Mit freundlicher Genehmigung durch Spiegel-TV
Das Jahr stand im Zeichen der militärischen Eroberungen der Wehrmacht in Europa, wo das Deutsche Reich im Zuge zweier aufeinanderfolgender „Blitzkriege“ von April bis zum Juni mit Dänemark, Norwegen, den Niederlanden, Belgien, Luxemburg und schließlich Frankreich sechs Staaten besetzte und unter seine direkte Herrschaft brachte. Höhepunkt hierbei war aus deutscher Sicht sicherlich der Abschluss des Waffenstillstandsvertrages mit Frankreich am 22. Juni in Compiègne.

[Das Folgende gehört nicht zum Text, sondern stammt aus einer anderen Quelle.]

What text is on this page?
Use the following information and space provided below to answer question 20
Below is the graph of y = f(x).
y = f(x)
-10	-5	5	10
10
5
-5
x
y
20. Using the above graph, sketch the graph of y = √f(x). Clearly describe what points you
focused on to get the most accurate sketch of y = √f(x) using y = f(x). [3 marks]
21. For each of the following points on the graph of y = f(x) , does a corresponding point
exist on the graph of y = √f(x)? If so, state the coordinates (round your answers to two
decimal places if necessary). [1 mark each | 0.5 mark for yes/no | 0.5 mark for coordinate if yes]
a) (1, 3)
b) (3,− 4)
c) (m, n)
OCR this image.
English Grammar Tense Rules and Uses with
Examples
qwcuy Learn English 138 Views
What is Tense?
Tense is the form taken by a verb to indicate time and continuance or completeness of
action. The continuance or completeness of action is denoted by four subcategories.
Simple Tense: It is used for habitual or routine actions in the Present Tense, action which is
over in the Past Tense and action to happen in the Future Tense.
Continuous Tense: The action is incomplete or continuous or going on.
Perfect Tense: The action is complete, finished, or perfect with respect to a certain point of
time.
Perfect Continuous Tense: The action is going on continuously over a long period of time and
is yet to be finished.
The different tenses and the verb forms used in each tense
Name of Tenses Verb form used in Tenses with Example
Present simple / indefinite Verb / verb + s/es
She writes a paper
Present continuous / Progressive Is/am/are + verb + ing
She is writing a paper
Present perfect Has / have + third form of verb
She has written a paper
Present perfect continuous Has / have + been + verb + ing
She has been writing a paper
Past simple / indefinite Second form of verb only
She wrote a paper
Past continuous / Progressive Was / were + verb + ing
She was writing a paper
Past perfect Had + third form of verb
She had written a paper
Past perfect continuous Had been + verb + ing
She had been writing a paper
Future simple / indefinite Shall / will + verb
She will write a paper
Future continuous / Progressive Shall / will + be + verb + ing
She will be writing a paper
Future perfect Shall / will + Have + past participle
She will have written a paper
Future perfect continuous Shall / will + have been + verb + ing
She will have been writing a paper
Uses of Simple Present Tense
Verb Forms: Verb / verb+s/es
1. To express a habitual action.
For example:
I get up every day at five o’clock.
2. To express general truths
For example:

Nahezu ganz Europa war nunmehr in den Kriegszustand versetzt, wobei alte Machtverhältnisse und politische Strukturen kurzerhand pulverisiert wurden. Das Weltmachtstreben Adolf Hitlers, der nun vielen als „größter Feldherr aller Zeiten“ galt, steuerte auf seinen Höhepunkt zu. Allerdings brachte das Jahr 1940 mit der gescheiterten „Luftschlacht um England“ und der dadurch unmöglich gewordenen Landung auf der britischen Insel auch einen ersten militärischen Rückschlag.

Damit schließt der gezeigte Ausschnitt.